While lithium-ion batteries offer numerous advantages over traditional batteries, their capacity for thermal runaway and the consequent risks of fires, explosions, and toxic gas emissions present significant safety challenges. To thoroughly understand the complex safety concerns associated with these batteries, we must delve deeper into their operational principles, the chemical processes during failures such as thermal runaway, the consequent risks and dangers, and the multifaceted strategies for prevention, mitigation, and emergency response.
Chemistry and operation
Lithium-ion cells come in three primary shapes and sizes: cylindrical (typified by the 18650 cell: 18mm in diameter and 65mm long), prismatic and pouch.

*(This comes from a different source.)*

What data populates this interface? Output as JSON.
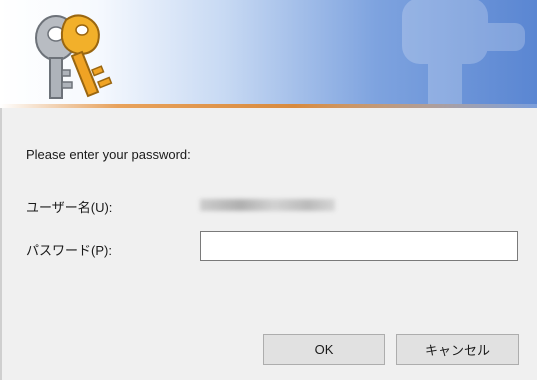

Cylindrical and prismatic cells are assembled in metal cans with burst caps, and pouch cells are assembled in metallised plastic.
At their core, lithium-ion batteries function by moving lithium ions between the anode and cathode through an electrolyte, without relying on significant chemical transformations that characterise other battery types. This process, while efficient, harbours potential for thermal instability. The anodes, typically composed of graphite deposited on copper foil, and cathodes, made from mixed metal oxides, including lithium cobalt aluminium oxide (LCA), lithium iron (ferrous) phosphate (LFP) and lithium nickel manganese cobalt oxide (NMC), are sources of high energy density. However, this attribute also renders lithium-ion batteries vulnerable to thermal runaway, especially when the battery’s internal mechanisms, designed to contain its energy safely, fail due to physical damage, electrical abuse, or manufacturing defects.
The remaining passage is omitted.